Those who lived or served in East Africa or the territories of the Federation of
Rhodesia and Nyasaland in the 1950s and '60s may remember the Capricorn Africa
Society. Richard Hughes' book reminds us that had its ideas been adopted there might
have been a very different future for the region.
In Capricorn the author gives us some fascinating and highly detailed insights into an
organisation set up in 1949 by the visionary and idealist Col David Stirling. With his war
record in the Western Desert, as a founder of the SAS, and with his charm, energy and
contacts, Stirling was well qualified to influence and lead in a situation calling for
courage and imagination. Working with like-minded people in Southern and Northern
Rhodesia and Nyasaland, all due to be part of the Federation, as well as in Kenya and
Tanganyika, he foresaw a future where Africans, Europeans and Asians would live
together and fulfil themselves without consideration of background or race.
The Capricorn ideal was timely because the Federation, essentially involving
partnership between the races, was being set up. In Kenya too there was the prospect of a
fresh start following the traumas of Mau Mau.
The problem in the Federation was that though the almost exclusively white electorate
in Southern Rhodesia had voted for it in 1952, whites in that country had well entrenched
privileges, which it soon became apparent they were not going to relinquish
lightly. Apart from the franchise, there were whites-only trade unions, many of whose
members were recent British immigrants. Together they blocked the very African
advancement which had to be achieved if partnership was to become a reality. On top of
this, entrenched racism in that country included blanket discrimination against Africans
in shops, restaurants, hotels and public places, and what was worse, the routine
denigration of blacks for instance by white shop girls. Even the term 'African' or the title
'Mr' was regarded by many whites as too liberal. Not surprisingly, perhaps, in Northern
Rhodesia and Nyasaland blacks were adamant in their opposition to a future that
involved a leading role for Southern Rhodesian whites.
To my family, ex-India and supportive of Federation and of the idea of partnership,
many white attitudes and practices seemed almost suicidally short sighted. To us
therefore, Capricorn's ideas seemed totally appropriate. The Society's problem was to get
them accepted by the almost exclusively white electorate whose bona fides would need to
be apparent to the black majority. Gaining the support of white politicians would have
helped but Capricorn had set its face against a political role. Even Garfield Todd who
would have had much in common with the Capricorners had minimal contact with them.
Huggins and Welensky barely get a mention in the book! A sympathetic press and a well
directed publicity campaign might have made a difference but this was not forthcoming.
All I remember is a display featuring Capricorn in a Salisbury shop window in 1955.

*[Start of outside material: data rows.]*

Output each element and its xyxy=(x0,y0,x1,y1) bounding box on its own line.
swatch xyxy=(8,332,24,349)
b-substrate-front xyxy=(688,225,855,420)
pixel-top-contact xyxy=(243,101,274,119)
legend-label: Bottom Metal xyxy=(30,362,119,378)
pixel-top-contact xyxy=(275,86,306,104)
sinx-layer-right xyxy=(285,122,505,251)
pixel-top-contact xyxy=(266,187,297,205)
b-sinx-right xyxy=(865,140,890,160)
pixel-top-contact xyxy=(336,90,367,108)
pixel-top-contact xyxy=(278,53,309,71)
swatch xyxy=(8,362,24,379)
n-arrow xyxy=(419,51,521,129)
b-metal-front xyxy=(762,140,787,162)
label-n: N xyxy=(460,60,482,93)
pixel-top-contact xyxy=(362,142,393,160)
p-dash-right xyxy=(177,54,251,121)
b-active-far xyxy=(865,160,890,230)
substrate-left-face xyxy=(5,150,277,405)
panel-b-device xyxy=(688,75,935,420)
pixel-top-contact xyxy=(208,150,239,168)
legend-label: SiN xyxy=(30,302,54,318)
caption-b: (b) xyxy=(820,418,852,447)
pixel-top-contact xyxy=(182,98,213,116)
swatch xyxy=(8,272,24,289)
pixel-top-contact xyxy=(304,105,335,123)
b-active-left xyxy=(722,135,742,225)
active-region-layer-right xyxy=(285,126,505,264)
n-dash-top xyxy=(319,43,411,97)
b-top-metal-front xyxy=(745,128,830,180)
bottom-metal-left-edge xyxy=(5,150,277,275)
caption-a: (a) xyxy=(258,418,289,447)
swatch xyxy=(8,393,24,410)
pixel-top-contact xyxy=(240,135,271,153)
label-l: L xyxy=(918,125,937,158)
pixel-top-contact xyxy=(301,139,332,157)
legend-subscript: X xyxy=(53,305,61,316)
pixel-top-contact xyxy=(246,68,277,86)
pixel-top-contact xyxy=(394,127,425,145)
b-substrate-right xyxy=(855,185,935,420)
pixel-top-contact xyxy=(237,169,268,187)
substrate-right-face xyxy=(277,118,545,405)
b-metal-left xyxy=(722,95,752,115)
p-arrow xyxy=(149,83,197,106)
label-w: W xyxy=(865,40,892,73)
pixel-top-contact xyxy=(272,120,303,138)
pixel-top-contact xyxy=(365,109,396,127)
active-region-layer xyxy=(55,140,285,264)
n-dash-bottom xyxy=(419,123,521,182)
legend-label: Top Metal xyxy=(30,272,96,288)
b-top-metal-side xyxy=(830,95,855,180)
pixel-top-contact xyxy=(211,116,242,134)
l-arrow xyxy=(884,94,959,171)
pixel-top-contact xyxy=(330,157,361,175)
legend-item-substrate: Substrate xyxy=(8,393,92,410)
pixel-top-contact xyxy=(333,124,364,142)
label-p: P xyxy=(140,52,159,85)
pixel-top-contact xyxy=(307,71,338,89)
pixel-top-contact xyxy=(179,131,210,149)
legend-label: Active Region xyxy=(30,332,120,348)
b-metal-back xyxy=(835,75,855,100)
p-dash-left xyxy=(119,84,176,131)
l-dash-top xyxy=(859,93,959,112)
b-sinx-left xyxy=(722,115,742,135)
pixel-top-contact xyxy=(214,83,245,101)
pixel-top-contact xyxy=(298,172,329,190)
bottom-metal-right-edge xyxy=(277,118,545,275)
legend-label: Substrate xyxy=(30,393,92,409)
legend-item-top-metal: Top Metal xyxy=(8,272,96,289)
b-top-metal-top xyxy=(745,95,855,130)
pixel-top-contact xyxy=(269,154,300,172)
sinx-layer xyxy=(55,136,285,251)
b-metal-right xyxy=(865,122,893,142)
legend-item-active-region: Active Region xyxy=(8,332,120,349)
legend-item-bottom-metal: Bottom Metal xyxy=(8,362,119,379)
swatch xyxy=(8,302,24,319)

Stirling and his colleagues relied mainly on influencing like-minded, influential people
with the implication that their ideas were destined to win the day in the end.
The book tells the sometimes tortuous story of the struggles within the organisation
both to determine what it stood for and the strategy needed to gain support. Many blacks
saw Capricorn as a device to maintain white privilege. Nyerere in particular, who only
saw a future for Black Nationalism, would have none of it. The Citizenship College in
Kenya and Ranche House in Southern Rhodesia, though imaginative, were hardly likely
to fit the bill. They fulfilled other educative and political roles however and became
Capricorn's legacy in Africa. Meanwhile as time passed and white attitudes and
practices failed to change, it must have been clear to most Capricorners that any chance
of their ideas taking root were slipping away irrevocably.
The book has some poignant insights into the Society's high point, the Salima conference
in 1956. For many delegates this was their first ever-real contact across the racial divide.
The conference, which captured public imagination and media attention, provided a unique
opportunity to take advantage and move ahead. However the chance was squandered and it
was downhill all the way after that. It becomes increasingly clear that David Stirling's
sometimes overbearing style and reliance on high-level contacts with people of doubtful
commitment to a continuing British role in Africa were getting nowhere. The reader is left
wondering what might have been had white settlers shown more imagination and foresight
or successive British governments a greater sense of purpose.
Readers who remember the issues of the day and have followed the fortunes of the
region will appreciate both the honesty of Richard Hughes' approach and the detailed
account of this important period in colonial history.